In this final section we review the devices available for each of the bandwidths and discuss the last three columns in the Table, covering Power, Price and Availability. Unless otherwise stated, the power number is typical and the price is for volume production.

155-Mbit/s Devices

There are only two 155-Mbit/s GFP devices available; however, some higher bandwidth devices do support OC3 rates.

The HDMP-3001 from Agilent Technologies Inc. (NYSE: A) does not support VCAT and LCAS – but it is in production and is the cheapest GFP device at $50.

The Ethermap-3 from TranSwitch has hardware support for LCAS and handles low-order VCAT with eight groups, ideal for mapping from the eight integrated Ethernet or single Gigabit Ethernet ports. The device is sampling with a low power consumption of just 2W.

622-Mbit/s – 1.2-Gbit/s Devices

Agere is now sampling lower-bandwidth versions of the MARS2G P-VC and MARS2G P devices. These have the same features and system interface as their higher-bandwidth brothers but are available at significantly lower costs. Other vendors are likely to follow suit.

2.5-Gbit/s Devices

Most of the GFP devices available support 2.5-Gbit/s bandwidth.

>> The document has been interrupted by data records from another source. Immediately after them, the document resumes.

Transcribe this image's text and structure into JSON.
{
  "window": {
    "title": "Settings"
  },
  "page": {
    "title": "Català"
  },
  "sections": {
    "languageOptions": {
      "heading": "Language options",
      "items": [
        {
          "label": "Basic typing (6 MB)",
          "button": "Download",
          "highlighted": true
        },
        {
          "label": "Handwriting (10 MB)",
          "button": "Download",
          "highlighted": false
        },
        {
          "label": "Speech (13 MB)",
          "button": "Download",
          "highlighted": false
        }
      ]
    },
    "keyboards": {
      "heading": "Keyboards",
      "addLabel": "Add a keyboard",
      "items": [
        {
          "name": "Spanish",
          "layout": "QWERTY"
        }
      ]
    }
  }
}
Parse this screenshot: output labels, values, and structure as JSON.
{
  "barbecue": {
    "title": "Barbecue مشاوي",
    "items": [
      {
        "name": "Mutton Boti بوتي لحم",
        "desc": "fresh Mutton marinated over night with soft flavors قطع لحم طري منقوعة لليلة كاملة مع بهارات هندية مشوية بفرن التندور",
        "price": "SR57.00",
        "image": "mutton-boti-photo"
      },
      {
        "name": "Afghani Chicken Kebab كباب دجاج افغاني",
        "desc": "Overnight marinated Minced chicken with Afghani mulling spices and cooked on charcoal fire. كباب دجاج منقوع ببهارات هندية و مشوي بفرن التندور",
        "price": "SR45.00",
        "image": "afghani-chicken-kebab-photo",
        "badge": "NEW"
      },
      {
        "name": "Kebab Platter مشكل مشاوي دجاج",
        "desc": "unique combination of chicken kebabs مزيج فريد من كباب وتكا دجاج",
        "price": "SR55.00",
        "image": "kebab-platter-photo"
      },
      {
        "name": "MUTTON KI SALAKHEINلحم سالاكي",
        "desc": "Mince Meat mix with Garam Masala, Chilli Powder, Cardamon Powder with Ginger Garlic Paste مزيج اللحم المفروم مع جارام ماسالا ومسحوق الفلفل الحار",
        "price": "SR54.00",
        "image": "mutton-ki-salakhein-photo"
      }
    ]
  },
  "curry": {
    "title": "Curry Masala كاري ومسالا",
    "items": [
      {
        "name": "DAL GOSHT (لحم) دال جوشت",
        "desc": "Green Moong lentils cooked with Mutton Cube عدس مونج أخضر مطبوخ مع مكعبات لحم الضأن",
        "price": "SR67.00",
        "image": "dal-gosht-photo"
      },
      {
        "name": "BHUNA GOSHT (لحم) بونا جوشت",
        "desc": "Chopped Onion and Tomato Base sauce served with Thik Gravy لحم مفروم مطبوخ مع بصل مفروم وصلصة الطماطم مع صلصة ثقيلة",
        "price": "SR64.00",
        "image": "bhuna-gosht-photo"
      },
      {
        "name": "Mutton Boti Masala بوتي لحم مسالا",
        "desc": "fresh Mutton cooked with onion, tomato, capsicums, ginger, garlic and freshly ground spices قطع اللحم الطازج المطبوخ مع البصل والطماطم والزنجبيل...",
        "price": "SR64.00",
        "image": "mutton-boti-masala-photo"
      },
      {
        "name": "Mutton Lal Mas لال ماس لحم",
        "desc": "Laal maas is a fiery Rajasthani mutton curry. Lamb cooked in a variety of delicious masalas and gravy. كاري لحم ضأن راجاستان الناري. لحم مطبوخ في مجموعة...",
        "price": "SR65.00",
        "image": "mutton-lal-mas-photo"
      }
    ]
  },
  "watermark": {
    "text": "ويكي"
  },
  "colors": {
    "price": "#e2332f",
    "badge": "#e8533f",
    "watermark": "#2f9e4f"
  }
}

“OC48 remains the sweet spot in this market,” says Cypress’s Ruparelia. “A lot of our customers want to go for second-generation OC48 for cost cutting and future enhancement. We have changed gears and put a higher priority on OC48 feature enhancement rather than OC192.”

The majority of devices have typical Power consumption between 4W and 5W. The exceptions are the Vitesse VSC9115, which is really the 10-Gbit/s VSC9118 slowed down, at 8W; and the low power WB4500 from West Bay at 3W.

Prices for OC48 devices range from $180 for the Cypress POSIC2G without VCAT and LCAS, to the fully spec’d TranSwitch Ethermap-48 at $550.

The TranSwitch EtherMap-48 will be the most integrated OC48 device, with support for transparent GFP, VCAT with 48 groups, and LCAS, as well as integrated Gigabit Ethernet MACs. This device is expected to sample towards the middle of 2003.

Close behind the EtherMap-48, and expected to sample ahead of it, is the Galazar MSF250. This $500 device will support high- and low-order VCAT with 24 groups. The device has integrated TDM interfaces and Fast Gigabit Ethernet MACs. The MSF250 will be the first product from Galazar, a company that started out designing systems.

Cypress has the only two OC48 GFP framer/mapper devices in production; the POSIC2GVC with VCAT supporting 16 groups, and the POSIC2G just supporting GFP. Both devices support transparent GFP. Future development is expected to include support for low-order VCAT.

Agere has a range of 2.5-Gbit/s devices, all based on the MARS2G5 P-VC. Prices range from $343 to $522, and samples are available. All the devices have an enhanced Utopia system interface rather than SPI-3.

Agilent and PMC-Sierra offer 2.5-Gbit/s devices as well. The PMC-Sierra Arrow 2xGE has two integrated Gigabit Ethernet MACs. Neither product includes LCAS support.

10-Gbit/s Devices

Intel Corp. (Nasdaq: INTC) is the only company shipping 10-Gbit/s GFP framer/mapper devices. The IXF18101/102 devices support a number of modes, including GFP over Sonet/SDH. No support is provided for VCAT or LCAS.

The Vitesse VSC9118 is now sampling. With volume pricing at $536 and 10W power dissipation, this could be a very attractive device for OC192 applications. The 2.5-Gbit/s VSC9115 is a very similar device, with the same 10-Gbit/s SPI-4.2 system interface and the number of VCAT groups reduced from 64 to 48.

The Multilink Vcat-10 was announced in 2002, and samples are expected to be available during the second quarter of 2003. Like the TranSwitch EtherMap-48, the Multilink Vcat-10 has an integrated RISC to offload the host processor for LCAS.